Mit 58 Jahren hat Madani genug erlebt, um darüber zu schreiben. Obwohl sie nach wie vor eine attraktive Frau ist, hadert sie, wie sie im Buch schreibt, doch hin und wieder damit, älter zu werden. Ein Satz von Eckhart Tolle, einem deutschen spirituellen Lehrer und Autor, den sie einmal gehört hat, ist ihr dazu im Gedächtnis geblieben. „Die Zeit ist der größte Serienmörder aller Zeiten. Am Ende bringt sie uns alle zur Strecke. Wir entkommen ihr nicht. Ist es unter diesen Umständen nicht klüger, bewusst Abschied zu nehmen?“

Der Schauspielerin gelingt der Umgang mit dem Alter freilich, weil ihr Mann, der Regisseur Harald Sicheritz, 67, dem Schönheitswahn nichts abgewinnen kann. Sie hat verstanden anzunehmen, was die Zeit aus ihr macht. „Mit Staunen und Neugier. Mit Lächeln und Lachen. Über mich. Ich will lernen, mich lieb zu haben. So wie ich bin“, schreibt sie.

Dafür nimmt die Wienerin auch in Kauf, dass Männer sich nicht mehr nach ihr umdrehen und dass das Wort „schön“ immer öfter der Floskel „Für ihr Alter sind Sie ja noch …“ weichen muss. „Es stört mich nicht“, sagt sie. Was sie aber stört, ist die Veränderung unter den Menschen, die sie seit einigen Jahren immer stärker wahrnimmt.

Vor allem in einer Branche, in der das Gespräch zum Geschäft gehört. „Auch wenn sich mehrere Menschen im selben Raum befinden, ist doch jeder in seiner eigenen Welt gefangen. Textet, lacht, flirtet, spricht digital – anstatt analog mit dem Tischnachbarn. Da kann es schon passieren, dass ich mich einsam fühle. Unter Menschen.“ Dazu kommt die von Kriegen und Krisen geschüttelte Welt, die sie – wie so viele Menschen – plötzlich direkt tangiert.

„Die Geschehnisse auf der Weltbühne haben sich in mein Persönlichstes gedrängt. In meine Beziehungen zu Freunden und Bekannten. Sie kontaminieren meinen bislang geschützten Raum, sorgen für Konflikt und Streit, zwingen mich, auf Distanz zu gehen.

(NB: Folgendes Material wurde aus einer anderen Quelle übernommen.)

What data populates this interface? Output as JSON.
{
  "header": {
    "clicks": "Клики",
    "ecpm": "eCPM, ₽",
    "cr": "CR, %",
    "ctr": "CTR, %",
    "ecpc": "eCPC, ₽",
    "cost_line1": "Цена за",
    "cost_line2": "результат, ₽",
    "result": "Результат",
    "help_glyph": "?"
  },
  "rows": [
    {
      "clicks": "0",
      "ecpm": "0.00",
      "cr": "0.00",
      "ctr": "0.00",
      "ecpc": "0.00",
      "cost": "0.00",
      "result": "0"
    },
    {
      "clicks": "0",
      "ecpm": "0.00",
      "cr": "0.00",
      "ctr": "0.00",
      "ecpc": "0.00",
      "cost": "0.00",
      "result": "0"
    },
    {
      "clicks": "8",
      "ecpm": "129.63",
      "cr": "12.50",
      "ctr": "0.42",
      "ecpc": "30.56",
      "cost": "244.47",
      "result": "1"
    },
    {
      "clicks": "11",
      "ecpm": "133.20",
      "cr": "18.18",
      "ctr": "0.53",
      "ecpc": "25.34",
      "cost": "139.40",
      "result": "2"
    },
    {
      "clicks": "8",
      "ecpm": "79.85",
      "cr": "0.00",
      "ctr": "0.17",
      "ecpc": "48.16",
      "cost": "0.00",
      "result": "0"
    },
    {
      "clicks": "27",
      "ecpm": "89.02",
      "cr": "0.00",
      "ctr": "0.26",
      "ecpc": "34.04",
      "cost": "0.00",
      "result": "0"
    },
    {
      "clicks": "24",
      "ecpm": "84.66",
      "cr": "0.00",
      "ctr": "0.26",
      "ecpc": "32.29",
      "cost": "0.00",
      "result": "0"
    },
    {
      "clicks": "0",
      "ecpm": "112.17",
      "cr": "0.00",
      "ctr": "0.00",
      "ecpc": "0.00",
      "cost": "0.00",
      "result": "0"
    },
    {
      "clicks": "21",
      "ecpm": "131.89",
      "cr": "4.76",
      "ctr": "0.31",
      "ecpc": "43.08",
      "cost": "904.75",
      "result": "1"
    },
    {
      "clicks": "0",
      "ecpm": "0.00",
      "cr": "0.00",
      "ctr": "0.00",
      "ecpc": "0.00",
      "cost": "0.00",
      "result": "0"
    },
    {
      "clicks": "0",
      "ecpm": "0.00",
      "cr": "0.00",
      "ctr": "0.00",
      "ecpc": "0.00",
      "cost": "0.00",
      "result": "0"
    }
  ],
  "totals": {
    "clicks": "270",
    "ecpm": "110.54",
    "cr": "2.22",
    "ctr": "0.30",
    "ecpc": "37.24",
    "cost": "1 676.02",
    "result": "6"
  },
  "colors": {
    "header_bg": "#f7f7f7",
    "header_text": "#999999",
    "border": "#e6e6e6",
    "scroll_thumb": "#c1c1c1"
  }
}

Auf Distanz zu Menschen, die ich nach wie vor für warmherzig und gut halte, mit deren plötzlichem Sinneswandel ich aber nicht umgehen kann.“

Ihre Antwort darauf ist der Rückzug in ihre eigene Welt, in der sich ihr Wohnzimmer-Sofa zum Epizentrum entwickelt. Madani nennt sie „neutrale Zone“, in der sie alleine ist, aber nicht einsam, und in der sie sich mit Torte und Nussschokolade belohnt, eine Schüssel Chips leerfuttert und „nur so fürs Gefühl“, weil ihr eine Histamin-Allergie zu schaffen macht und sie kein Glas davon trinken kann, eine Flasche Rotwein öffnet. „Einfach, weil es so gemütlich ist.“

„Ich habe mich freiwillig zurückgezogen. In meine vier Wände“

Was sie aber trinkt, sind doppelte Espressi in rauen Mengen, damit sie den Ausgang der Serie „Penny Dreadful“ ja nicht verschläft. Horror am Bildschirm gegen den Horror vor der Tür. „Ich habe mich freiwillig
zurückgezogen. In meine vier Wände“, schreibt sie.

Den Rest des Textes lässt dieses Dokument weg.